IDEA-Research / DINO

[ICLR 2023] Official implementation of the paper "DINO: DETR with Improved DeNoising Anchor Boxes for End-to-End Object Detection"
Apache License 2.0
2.15k stars 232 forks source link

Training using multi GPU #120

Open sekhaish opened 1 year ago

sekhaish commented 1 year ago

I am trying to use your script on a 4 GPU machine and getting the following error.
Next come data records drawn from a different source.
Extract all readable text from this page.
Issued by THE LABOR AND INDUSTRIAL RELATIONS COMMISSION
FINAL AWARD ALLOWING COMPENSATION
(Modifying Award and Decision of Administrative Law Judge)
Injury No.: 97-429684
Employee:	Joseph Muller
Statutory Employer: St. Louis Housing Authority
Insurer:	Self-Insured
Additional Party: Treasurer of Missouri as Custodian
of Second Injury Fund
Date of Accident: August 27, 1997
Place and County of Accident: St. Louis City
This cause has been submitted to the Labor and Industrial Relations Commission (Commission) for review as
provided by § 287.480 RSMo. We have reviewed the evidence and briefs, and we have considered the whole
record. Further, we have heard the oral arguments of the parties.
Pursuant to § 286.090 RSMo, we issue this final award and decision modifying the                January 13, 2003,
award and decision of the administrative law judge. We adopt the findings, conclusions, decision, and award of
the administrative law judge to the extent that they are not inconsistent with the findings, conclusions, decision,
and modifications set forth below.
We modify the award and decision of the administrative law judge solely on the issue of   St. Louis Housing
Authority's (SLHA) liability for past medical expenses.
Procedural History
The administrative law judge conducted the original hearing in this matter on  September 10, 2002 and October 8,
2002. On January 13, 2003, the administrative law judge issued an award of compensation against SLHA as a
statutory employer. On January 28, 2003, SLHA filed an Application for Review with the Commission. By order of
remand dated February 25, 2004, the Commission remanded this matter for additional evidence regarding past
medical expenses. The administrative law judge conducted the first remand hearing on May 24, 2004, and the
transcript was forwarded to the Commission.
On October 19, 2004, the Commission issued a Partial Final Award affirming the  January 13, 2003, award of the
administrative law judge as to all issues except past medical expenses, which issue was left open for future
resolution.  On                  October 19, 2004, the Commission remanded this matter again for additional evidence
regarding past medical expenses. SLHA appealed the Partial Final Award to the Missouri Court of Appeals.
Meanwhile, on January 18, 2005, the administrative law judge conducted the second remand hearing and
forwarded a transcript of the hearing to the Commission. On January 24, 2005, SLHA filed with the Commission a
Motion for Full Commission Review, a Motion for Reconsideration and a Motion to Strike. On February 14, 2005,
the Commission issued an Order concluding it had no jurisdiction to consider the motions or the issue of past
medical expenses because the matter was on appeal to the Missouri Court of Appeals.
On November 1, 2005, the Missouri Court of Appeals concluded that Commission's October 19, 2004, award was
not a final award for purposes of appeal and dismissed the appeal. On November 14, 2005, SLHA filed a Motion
I have made the following change in the DINO_train_dist.sh

python3 -m torch.distributed.launch --nproc_per_node=4 main.py \ --output_dir logs/DINO/R50-MS4 -c config/DINO/DINO_4scale.py --coco_path $coco_path \ --options dn_scalar=100 embed_init_tgt=TRUE \ dn_label_coef=1.0 dn_bbox_coef=1.0 use_ema=False \ dn_box_noise_scale=1.0

world_size:4 rank:2 local_rank:2 | distributed init (rank 3): env:// | distributed init (rank 1): env:// | distributed init (rank 0): env:// | distributed init (rank 2): env:// Traceback (most recent call last): File "main.py", line 398, in <module> main(args) File "main.py", line 96, in main utils.init_distributed_mode(args) File "/data-mount/DINO/util/misc.py", line 514, in init_distributed_mode world_size=args.world_size, rank=args.rank) File "/home/user/miniconda3/envs/detrex/lib/python3.7/site-packages/torch/distributed/distributed_c10d.py", line 422, in init_process_group store, rank, world_size = next(rendezvous_iterator) File "/home/user/miniconda3/envs/detrex/lib/python3.7/site-packages/torch/distributed/rendezvous.py", line 172, in _env_rendezvous_handler store = TCPStore(master_addr, master_port, world_size, start_daemon, timeout) RuntimeError: Address already in use Traceback (most recent call last): File "/home/user/miniconda3/envs/detrex/lib/python3.7/runpy.py", line 193, in _run_module_as_main "__main__", mod_spec) File "/home/user/miniconda3/envs/detrex/lib/python3.7/runpy.py", line 85, in _run_code exec(code, run_globals) File "/home/user/miniconda3/envs/detrex/lib/python3.7/site-packages/torch/distributed/launch.py", line 261, in <module> main() File "/home/user/miniconda3/envs/detrex/lib/python3.7/site-packages/torch/distributed/launch.py", line 257, in main cmd=cmd) subprocess.CalledProcessError: Command '['/home/user/miniconda3/envs/detrex/bin/python3', '-u', 'main.py', '--local_rank=3', '--output_dir', 'logs/DINO/R50-MS4', '-c', 'config/DINO/DINO_4scale.py', '--coco_path', 'COCODIR/', '--options', 'dn_scalar=100', 'embed_init_tgt=TRUE', 'dn_label_coef=1.0', 'dn_bbox_coef=1.0', 'use_ema=False', 'dn_box_noise_scale=1.0']' returned non-zero exit status 1.

Could you help me solve this? Thank you.

HaoZhang534 commented 1 year ago

@sekhaish This is an "Address already in use" error. You need to assign another port.